Voltando ao desenvolvimento, como você vai recuperar o crescimento agora? Qual vai ser o motor da economia? Vai se apoiar na exportação de commodities, nos serviços, o que não tem nem pé nem cabeça, e vai deixar a indústria morrer lentamente? Por isso que estou dizendo: o Brasil tem um acordo com os Brics que tem dois pilares: o Banco de Desenvolvimento e o Acordo Contingente de Reservas, na verdade um embrião de “FMI dos Brics”. Se já estivesse em funcionamento, provavelmente teríamos um movimento de amparo à Rússia, neste momento de flutuação da moeda deles.

O Brics já é um caminho consolidado?

Acho que os russos, os indianos e os chineses estão apostando nos Brics muito mais do que nós. Porque nós temos a tropa do “sempre o mesmo”. Eles acham que se aproximando dos Estados Unidos vamos ter alguma vantagem. Nós não temos que nos afastar dos Estados Unidos, temos que manter relações normais. Agora, é só olhar os efeitos do Nafta sobre o México para ver se é bom ter um acordo comercial do tipo. O México é um exemplo de país que está regredindo à idade da pedra, do ponto de vista social e político. A “turma da mesma coisa” não está prestando atenção às transformações da economia mundial e que deslocaram o eixo econômico para a Ásia. Os americanos já perceberam isso.

Mas os Brics são uma forma de você encaminhar uma saída mais razoável, porque não é possível, voltando ao que eu disse inicialmente, que o comando do mercado financeiro submeta as economias emergentes a esse sobe e desce. Ora é a euforia, ora é o desânimo total. Isso tem a ver nos últimos 20 anos com o emperramento do motor da economia brasileira, porque nós na verdade não reagimos de maneira adequada, e não percebemos que estava entrando um novo protagonista importantíssimo (a China), que fez uma atropelada, como se diz no jóquei, do processo de industrialização e em 20 anos passou a ser, de uma economia industrial modesta, para a maior economia industrial manufatureira do mundo.

A queda do preço do petróleo, paradoxalmente, não pode a curto prazo favorecer  o Brasil, até para amenizar o impacto dos preços abaixo do mercado praticados pelo governo nos últimos tempos?

Pode. A curto prazo é verdade. Mas se cair muito vai ter problema com o pré-sal. Se bem que os técnicos da Petrobras dizem que o pré-sal aguenta até 40, 45 dólares o barril (o preço do barril estava em U$ 57 o barril na terça-feira, 30).
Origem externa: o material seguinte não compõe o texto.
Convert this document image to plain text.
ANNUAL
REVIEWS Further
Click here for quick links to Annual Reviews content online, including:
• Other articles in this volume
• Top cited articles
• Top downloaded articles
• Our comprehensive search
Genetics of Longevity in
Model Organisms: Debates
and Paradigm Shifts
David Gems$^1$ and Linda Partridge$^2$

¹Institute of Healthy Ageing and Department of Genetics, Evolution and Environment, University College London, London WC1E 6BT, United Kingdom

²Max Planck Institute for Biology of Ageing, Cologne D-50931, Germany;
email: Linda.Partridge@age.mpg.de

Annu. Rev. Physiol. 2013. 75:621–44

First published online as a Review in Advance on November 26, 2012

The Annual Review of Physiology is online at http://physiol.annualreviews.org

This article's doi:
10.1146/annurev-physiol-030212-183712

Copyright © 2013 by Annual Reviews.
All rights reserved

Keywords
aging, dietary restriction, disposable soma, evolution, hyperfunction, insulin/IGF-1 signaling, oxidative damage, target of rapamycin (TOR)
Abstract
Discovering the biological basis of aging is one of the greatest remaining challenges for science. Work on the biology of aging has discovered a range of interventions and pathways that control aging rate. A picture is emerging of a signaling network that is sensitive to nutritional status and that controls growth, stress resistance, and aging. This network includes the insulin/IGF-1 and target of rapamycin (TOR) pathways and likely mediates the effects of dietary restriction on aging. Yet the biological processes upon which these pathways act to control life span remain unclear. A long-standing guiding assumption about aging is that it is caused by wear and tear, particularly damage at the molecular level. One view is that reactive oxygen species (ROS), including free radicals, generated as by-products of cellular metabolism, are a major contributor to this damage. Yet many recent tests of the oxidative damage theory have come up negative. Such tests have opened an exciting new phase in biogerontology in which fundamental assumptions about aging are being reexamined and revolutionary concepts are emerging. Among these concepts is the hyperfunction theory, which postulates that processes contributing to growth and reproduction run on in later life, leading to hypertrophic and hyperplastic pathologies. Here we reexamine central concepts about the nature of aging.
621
Há risco de se deteriorarem os resultados da política iniciada com Lula voltada ao mercado interno brasileiro, diante de um cenário não muito positivo para os próximos anos?

Há, porque a questão não é de oposição entre mercado externo e interno, mas como se articulam as duas coisas. Nos períodos anteriores, o Brasil cresceu com determinado padrão de articulação externa, tanto do ponto de vista de investimento direto quanto do comércio. Nos anos do regime militar nós ampliamos as exportações de manufaturados, com uma série de políticas. O mercado interno cresceu em cima do investimento público e no investimento privado. Você tinha uma articulação virtuosa entre a situação externa, que era favorável, e o movimento da economia doméstica. O Brasil foi a China dos anos 50, 60 e 70, o país que teve o surto de industrialização mais importante. Foi exatamente no período que a China acelerou que a (nossa) indústria foi perdendo peso. Tivemos uma desindustrialização no sentido mais claro.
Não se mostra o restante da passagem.